A recently released report comparing the French company’s fuel cell technology against other traditional combustion power generation technologies; indicates that over the longevity of a power plant’s build and operations, the fuel cell has a substantially lower cost line trajectory using 100% hydrogen.
In Australia, HDF’s focus includes the mining resources sector and remote communities, where off-grid high renewable penetration is becoming a priority, based on the legislative goals by the Federal Government’s emission targets, global ESG focus and the expensive cost and access of fossil fuel.
Working closely with local councils, the hydrogen pioneer is seeking an easier path to reduce additional transmission infrastructure in built-up regional zones, where there are alternatives, such as “hub and stroke” hydrogen-powered generation plants.
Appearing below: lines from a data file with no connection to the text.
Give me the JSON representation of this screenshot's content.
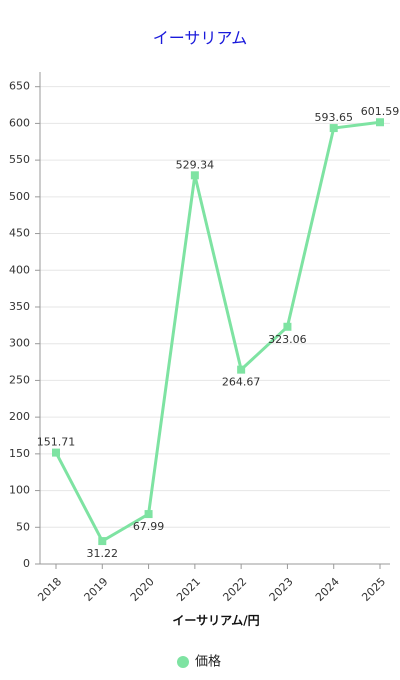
{
  "chart_data": {
    "type": "line",
    "title": "イーサリアム",
    "x_label": "イーサリアム/円",
    "categories": [
      "2018",
      "2019",
      "2020",
      "2021",
      "2022",
      "2023",
      "2024",
      "2025"
    ],
    "series": [
      {
        "name": "価格",
        "color": "#7ee3a2",
        "values": [
          151.71,
          31.22,
          67.99,
          529.34,
          264.67,
          323.06,
          593.65,
          601.59
        ]
      }
    ],
    "ylim": [
      0,
      670
    ],
    "yticks": [
      0,
      50,
      100,
      150,
      200,
      250,
      300,
      350,
      400,
      450,
      500,
      550,
      600,
      650
    ],
    "grid": true
  }
}
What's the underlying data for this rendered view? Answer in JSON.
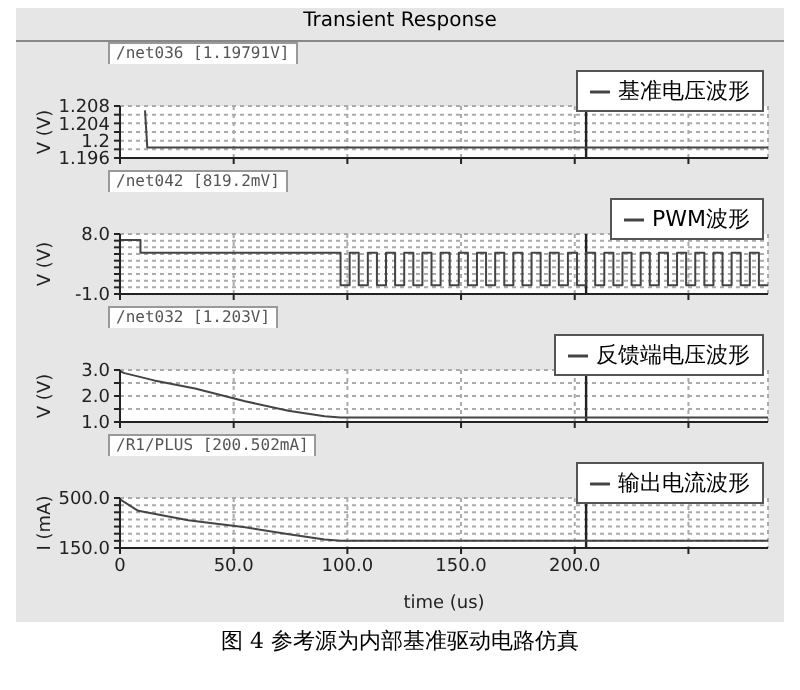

In regions where longer and larger transmission lines hinder energy resources, HDF can finance and build a H2 generation plant strategically located, to boost power in the area.
These are clean ambitions and aspirations that Australia’s energy, construction and manufacturing industries can get behind.
Australia’s aging coal-fired power stations and fossil fuel gas plants will soon join our automotive industry in history, as we rapidly transition to meet the 82% renewable energy generation target by 2030.
The fossil fuel industry across the nation will shed thousands of jobs, regional facilities will close, and skilled Australian workers will have nowhere to turn.
The fossil fuel gas lobby knows this, customers threatened with the collapse of the grid, should their irrelevance become common knowledge.
But, as we’ve seen with the $2 billion investment in the Hydrogen Headstart program, and the impending National Hydrogen Strategy – there is a plan to kill unemployment, energy scarcity and emissions, with one electron.
Hydrogen is the ‘gas-led recovery’ we need, no carbon required.